John Reibetanz, Afloat


Though I read quite a bit of poetry, I'm rarely quite comfortable with what I'm reading. It takes a different commitment than does reading fiction or nonfiction, different tools, and as a reader you benefit from quite a different relationship with text.

It took some time for me to appreciate John Reibetanz' Afloat as much as I’ve come to, and it wasn't clear to me at first why that should be so. Mostly Reibetanz' poetics emphasizes clarity over obscurity, image over abstraction, rhythm over intertextuality, and that's generally where I find myself gravitating, unawares. But I experienced the book as uneven, surprisingly so, though I recognize that some readers are doing to see there instead a diversity of method.

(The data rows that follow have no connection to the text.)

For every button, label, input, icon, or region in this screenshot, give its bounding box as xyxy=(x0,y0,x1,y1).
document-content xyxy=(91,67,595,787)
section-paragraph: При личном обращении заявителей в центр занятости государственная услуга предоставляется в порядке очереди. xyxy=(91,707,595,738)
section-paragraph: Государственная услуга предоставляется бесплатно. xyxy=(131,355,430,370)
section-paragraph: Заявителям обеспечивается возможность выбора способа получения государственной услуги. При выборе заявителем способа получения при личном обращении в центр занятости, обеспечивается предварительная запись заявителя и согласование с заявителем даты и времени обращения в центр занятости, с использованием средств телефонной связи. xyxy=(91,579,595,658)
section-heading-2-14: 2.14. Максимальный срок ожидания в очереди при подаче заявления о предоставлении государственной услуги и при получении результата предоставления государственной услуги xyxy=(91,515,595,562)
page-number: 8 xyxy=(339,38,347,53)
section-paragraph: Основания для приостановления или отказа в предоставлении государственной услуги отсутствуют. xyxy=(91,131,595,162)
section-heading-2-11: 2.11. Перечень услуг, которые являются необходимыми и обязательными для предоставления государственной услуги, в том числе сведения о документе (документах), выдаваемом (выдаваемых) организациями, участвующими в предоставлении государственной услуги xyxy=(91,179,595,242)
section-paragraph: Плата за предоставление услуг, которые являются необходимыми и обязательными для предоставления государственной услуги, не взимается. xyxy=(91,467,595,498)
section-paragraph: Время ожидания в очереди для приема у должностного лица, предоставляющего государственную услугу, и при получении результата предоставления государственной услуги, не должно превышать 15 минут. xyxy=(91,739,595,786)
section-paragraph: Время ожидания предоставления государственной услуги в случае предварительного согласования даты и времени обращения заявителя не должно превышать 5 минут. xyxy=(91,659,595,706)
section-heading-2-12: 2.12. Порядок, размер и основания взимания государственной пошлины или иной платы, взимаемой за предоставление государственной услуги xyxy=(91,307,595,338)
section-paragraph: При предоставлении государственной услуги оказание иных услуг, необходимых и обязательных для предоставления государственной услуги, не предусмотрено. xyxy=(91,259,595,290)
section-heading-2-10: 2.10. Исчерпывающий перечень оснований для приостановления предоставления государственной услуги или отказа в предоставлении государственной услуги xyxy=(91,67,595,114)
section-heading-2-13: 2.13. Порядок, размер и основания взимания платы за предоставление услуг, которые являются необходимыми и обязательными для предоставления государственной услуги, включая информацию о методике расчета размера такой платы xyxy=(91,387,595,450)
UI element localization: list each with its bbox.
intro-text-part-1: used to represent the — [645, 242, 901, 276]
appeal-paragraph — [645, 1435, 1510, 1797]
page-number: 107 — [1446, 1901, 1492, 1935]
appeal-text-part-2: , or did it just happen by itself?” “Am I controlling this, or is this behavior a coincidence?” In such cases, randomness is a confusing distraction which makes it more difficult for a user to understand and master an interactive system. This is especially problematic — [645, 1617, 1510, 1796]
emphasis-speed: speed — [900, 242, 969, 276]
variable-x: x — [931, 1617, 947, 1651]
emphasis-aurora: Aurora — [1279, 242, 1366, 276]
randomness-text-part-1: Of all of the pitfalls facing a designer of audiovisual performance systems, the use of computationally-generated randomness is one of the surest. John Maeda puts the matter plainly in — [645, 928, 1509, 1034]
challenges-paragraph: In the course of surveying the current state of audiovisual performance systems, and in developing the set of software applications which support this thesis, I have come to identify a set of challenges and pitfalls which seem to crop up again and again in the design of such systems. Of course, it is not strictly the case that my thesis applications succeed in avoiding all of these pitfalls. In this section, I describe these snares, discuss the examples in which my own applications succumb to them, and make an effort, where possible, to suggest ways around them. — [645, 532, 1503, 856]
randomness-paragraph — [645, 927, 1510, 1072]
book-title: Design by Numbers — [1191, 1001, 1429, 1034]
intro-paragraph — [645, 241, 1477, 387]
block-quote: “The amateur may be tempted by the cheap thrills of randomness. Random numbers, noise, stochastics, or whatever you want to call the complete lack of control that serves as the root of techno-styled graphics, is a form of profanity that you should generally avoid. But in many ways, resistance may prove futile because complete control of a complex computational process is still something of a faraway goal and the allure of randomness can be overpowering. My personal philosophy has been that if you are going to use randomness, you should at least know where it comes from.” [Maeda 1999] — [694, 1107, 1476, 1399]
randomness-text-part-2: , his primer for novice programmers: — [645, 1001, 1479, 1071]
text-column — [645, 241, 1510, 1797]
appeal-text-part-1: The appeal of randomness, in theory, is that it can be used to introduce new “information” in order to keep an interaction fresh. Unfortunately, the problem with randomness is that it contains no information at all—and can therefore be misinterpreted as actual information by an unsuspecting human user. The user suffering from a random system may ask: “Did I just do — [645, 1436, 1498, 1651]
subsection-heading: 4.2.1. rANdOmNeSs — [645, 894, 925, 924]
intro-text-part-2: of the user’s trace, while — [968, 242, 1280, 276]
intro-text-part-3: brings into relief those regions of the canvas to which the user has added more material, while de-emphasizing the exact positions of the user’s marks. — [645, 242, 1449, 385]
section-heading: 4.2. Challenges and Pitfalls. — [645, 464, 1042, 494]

For me, the opening section of the book feels the weakest, and it wasn’t until the middle section (reflecting on the Three Gorges Dam) that I felt fully at home in the reading, even if that sensation faded again toward the book's end. Even through my limited and carping perspective, though, I can see that there’s some terrific work here, some of it quasi-prosaic (“Glaciologist. Tracking / a glacier. Who will he be / when it’s not?” [“Glaciologist,” p.18]) but some of it more elevated or otherwise poetic, as in Reibetanz’ reflection on monarch butterflies that Homero Aridjis might have observed:
o lover of mountain streams that echo      the soft rain     of rallying wings      sing the rhythms you share with them
that heart and butterfly may lift      and find their way home.

(“The Monarch Butterfly Migration, 1943,” p.73)
Frankly the sequence "Laments of the Gorges," on the Three Gorges dam project, is exceptional, and if Reibetanz wins awards or accolades for this book, I'd bet that this section is responsible. There are also some wonderful poems in the final section, but as a total collection, well, I've read some other books of poetry recently that struck me consistently with more intensity than did Afloat. For the right reader, this would be a terrific collection of mostly lyric verse, even if I'd rather read Basma Kavanagh or Emily McGuffin, who themselves are mostly working in the lyric mode.